Empirical Results and Analysis
Initial results spanning cutoff windows up to February 2026 reveal important phenomena:
- Pretrained foundation models consistently claim the top ranks in both point and probabilistic accuracy, with TimesFM yielding the lowest median MASE and CRPS values across the diverse stream, and TiRex, Moirai, and Chronos-2 following closely.
- Classical seasonal-naive and statistical methods (e.g., SeasonalNaive, DynOptTheta, AutoETS) display competitive MASE rankings under certain event types but are sharply outperformed in terms of probabilistic calibration under shift and burst regimes.
- Model rankings are observed to be dynamic, shifting as new data accumulates. Thus, "early leaderboard superiority" does not guarantee persistent dominance—underscoring the limits of static-benchmark-driven claims about TSFMs' real-world utility.
A notable empirical finding is that, although TSFMs achieve the best overall rankings, the separation from optimized classical methods is moderate for certain subpopulations, and variance in model orderings across organizational boundaries (event type, repository activity) is substantial.

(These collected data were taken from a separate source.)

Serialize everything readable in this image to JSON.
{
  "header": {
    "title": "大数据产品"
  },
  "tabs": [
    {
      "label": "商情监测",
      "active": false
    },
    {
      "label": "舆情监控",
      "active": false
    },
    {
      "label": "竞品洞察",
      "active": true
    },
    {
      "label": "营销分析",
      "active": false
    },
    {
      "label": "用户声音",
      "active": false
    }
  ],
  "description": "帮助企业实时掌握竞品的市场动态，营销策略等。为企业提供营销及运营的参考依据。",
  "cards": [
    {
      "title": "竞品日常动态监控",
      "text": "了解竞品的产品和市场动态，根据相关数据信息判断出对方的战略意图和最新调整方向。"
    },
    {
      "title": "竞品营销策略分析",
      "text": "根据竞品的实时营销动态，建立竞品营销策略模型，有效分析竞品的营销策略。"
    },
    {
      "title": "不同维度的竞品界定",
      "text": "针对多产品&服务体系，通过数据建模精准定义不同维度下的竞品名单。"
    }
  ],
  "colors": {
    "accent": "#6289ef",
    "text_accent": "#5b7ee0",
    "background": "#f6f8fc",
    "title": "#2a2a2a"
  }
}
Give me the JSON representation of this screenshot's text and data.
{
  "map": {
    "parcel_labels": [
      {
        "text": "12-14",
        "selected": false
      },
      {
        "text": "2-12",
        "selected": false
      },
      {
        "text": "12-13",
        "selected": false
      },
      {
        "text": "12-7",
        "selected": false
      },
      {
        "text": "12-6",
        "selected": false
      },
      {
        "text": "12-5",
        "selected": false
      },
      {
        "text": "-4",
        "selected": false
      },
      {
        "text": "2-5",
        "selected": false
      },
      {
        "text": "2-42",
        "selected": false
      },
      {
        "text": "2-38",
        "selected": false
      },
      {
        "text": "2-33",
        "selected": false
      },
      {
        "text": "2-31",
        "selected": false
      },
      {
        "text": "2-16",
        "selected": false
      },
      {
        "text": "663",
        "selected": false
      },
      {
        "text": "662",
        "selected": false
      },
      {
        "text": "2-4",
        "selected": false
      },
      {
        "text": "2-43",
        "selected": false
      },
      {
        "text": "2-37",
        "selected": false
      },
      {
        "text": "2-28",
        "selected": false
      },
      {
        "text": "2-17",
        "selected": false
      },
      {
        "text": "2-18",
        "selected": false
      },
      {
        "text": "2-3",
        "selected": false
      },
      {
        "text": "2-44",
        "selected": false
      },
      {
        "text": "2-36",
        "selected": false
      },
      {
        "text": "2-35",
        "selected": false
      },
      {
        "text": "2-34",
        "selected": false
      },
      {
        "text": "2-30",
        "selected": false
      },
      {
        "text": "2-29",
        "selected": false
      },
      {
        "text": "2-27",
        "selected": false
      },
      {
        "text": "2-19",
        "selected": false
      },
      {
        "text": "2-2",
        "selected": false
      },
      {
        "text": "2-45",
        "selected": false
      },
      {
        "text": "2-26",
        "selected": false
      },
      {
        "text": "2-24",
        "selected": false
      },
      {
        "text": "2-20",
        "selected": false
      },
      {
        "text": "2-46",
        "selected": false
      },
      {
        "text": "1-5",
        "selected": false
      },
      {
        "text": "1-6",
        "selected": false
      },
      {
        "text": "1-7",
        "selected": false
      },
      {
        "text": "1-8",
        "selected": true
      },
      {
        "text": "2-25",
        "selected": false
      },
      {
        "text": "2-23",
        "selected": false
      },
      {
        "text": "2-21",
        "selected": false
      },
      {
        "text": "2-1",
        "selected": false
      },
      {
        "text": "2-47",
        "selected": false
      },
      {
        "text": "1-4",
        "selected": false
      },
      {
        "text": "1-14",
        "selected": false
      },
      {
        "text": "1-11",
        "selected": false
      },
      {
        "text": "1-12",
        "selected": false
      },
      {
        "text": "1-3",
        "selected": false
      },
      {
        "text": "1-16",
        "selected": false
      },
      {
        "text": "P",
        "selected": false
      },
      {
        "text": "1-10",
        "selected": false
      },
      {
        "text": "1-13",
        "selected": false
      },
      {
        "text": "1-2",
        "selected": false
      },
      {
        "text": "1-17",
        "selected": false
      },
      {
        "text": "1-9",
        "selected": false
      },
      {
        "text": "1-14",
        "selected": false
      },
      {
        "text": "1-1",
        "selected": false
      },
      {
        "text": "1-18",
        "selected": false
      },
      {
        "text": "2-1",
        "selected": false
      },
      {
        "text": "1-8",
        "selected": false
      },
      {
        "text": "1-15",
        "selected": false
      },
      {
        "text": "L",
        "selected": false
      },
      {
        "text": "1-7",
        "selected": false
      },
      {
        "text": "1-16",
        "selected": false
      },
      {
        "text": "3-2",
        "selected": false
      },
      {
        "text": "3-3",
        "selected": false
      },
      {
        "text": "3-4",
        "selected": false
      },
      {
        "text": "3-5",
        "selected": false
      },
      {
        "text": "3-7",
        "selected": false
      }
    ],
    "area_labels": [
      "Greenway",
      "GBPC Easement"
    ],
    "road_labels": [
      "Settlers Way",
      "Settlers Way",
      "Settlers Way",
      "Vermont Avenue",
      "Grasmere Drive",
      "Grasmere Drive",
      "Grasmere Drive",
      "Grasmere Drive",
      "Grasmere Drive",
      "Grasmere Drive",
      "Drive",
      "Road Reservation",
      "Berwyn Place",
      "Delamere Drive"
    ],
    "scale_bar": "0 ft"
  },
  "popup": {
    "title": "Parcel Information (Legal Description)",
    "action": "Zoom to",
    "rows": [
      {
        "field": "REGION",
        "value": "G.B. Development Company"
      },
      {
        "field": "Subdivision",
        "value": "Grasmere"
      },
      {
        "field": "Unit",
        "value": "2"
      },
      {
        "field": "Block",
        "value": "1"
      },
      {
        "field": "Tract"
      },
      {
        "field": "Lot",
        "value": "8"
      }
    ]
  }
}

Practical, Theoretical, and Prospective Implications
By bridging the gap between static benchmarks and the operational deployment setting, Impermanent exposes key questions in TSFM development:
- Generalization under temporal drift: Foundation models must do more than memorize or interpolate across a static snapshot. Persistent accuracy and calibration through regime shifts is now testable, and vulnerability to shift is quantifiable.
- Test-leakage resistance: By construction, benchmarks of this form provide definitive immunity to data leakage and retroactive optimization, a critical requirement as models scale and training provenance becomes opaque.
- Stability of model superiority: As model rankings are tracked over time, the degree to which static-benchmarked models maintain their advantage in deployment can be empirically mapped.
Impermanent is architected for extensibility. Immediate next steps include:
- Expansion to other live domains with rich time series structure (finance, IoT, retail).
- Augmentation with context-aided forecasting protocols incorporating exogenous events and textual information.
- Extension of evaluation to encompass adaptation protocols, intervention response, and long-horizon performance stability.
Conclusion
Impermanent constitutes a foundational shift in the benchmarking of time series forecasting models by providing a live, sequential, open-world evaluation setting that robustly tests temporal generalization, robustness to drift, and performance persistence. The continuous leaderboard, built on real, non-stationary data, makes claims of foundation-model generality falsifiable and opens avenues for deeper theoretical work on shift-resilient temporal representation learning. Its modular framework lays the groundwork for future research on dynamic forecasting, context-aware models, and deployment-faithful validation methodologies (2603.08707).